Lake found on Mars by scientists

The underground lake is about 20 kms wide and is on Mars’ southern ice cap

 
By DTE Staff
Published: Wednesday 25 July 2018

A new study by Italian scientists has detected a massive underground lake on Mars, raising the possibility of finding more water on the Red Planet, the international news agency AFP has reported.

The study was carried out by a team of scientists from the Istituto Nazionale di Astrofisica in Bologna, Italy, and was published in the US journal, Science.

Lead author Roberto Orosei surveyed a region called Planum Australe, located in the southern ice cap of Mars, from May 2012 until December 2015. He used a radar instrument called the Mars Advanced Radar for Subsurface and Ionosphere Sounding (MARSIS) which is on board the European Space Agency's Mars Express orbiter, which launched in 2003.

MARSIS was designed to find subsurface water by sending radar pulses that penetrate the surface and ice caps. It "then measures how the radio waves propagate and reflect back to the spacecraft." These reflections "provide scientists with information about what lies beneath the surface."

A total of 29 sets of radar samplings showed a "very sharp change in its associated radar signal," allowing Orosei and his team to map the outlines of the lake.

The report said that the radar profile of the area was similar to that of lakes of liquid water found beneath the Antarctic and Greenland ice sheets on Earth.

Because it is located beneath the polar ice cap, the temperature in the lake is expected to be below the freezing point of pure water.
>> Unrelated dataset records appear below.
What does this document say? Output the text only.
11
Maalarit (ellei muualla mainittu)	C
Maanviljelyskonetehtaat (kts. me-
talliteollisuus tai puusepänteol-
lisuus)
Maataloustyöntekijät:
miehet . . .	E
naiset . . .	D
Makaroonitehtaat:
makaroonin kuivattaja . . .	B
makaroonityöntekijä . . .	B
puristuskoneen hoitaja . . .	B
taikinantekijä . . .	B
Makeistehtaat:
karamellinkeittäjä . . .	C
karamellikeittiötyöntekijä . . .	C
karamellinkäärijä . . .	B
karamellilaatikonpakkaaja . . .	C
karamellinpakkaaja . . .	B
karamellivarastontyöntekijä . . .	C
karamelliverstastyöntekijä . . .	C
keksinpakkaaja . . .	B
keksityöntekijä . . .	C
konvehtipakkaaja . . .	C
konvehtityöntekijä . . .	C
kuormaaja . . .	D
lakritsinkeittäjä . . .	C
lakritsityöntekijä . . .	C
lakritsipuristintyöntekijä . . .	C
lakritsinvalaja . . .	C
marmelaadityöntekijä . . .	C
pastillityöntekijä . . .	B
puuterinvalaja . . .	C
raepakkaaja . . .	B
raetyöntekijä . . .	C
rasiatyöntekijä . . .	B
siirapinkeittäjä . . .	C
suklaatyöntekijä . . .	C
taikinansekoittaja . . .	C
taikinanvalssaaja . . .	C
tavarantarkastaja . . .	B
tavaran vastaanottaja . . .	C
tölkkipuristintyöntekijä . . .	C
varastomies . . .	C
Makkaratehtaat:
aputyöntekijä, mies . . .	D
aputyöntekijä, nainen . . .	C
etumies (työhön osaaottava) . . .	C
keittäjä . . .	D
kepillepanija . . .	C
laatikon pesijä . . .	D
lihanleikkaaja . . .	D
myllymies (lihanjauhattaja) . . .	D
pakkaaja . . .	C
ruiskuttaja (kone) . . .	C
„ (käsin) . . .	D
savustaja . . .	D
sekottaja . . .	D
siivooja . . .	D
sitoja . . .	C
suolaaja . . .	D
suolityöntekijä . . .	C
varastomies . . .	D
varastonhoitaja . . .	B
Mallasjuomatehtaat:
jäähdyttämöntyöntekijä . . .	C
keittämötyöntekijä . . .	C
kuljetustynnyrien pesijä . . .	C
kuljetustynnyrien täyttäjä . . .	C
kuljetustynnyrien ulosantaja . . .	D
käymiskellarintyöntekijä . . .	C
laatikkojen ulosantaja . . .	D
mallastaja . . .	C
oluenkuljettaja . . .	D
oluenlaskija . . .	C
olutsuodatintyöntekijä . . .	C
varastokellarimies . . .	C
But salts like magnesium, calcium and sodium already found on Mars could help the water to form a brine, which would lower the melting point to allow the lake to remain liquid.

It was 31 years ago that a study first hypothesized the presence of liquid water at the base of Martian polar caps. Scientists have also confirmed that Mars, which is cold, barren and dry at the moment, was home to plenty of liquid water 3.6 billion years ago.

"This is just one small study area; it is an exciting prospect to think there could be more of these underground pockets of water elsewhere, yet to be discovered," Orosei told CNN.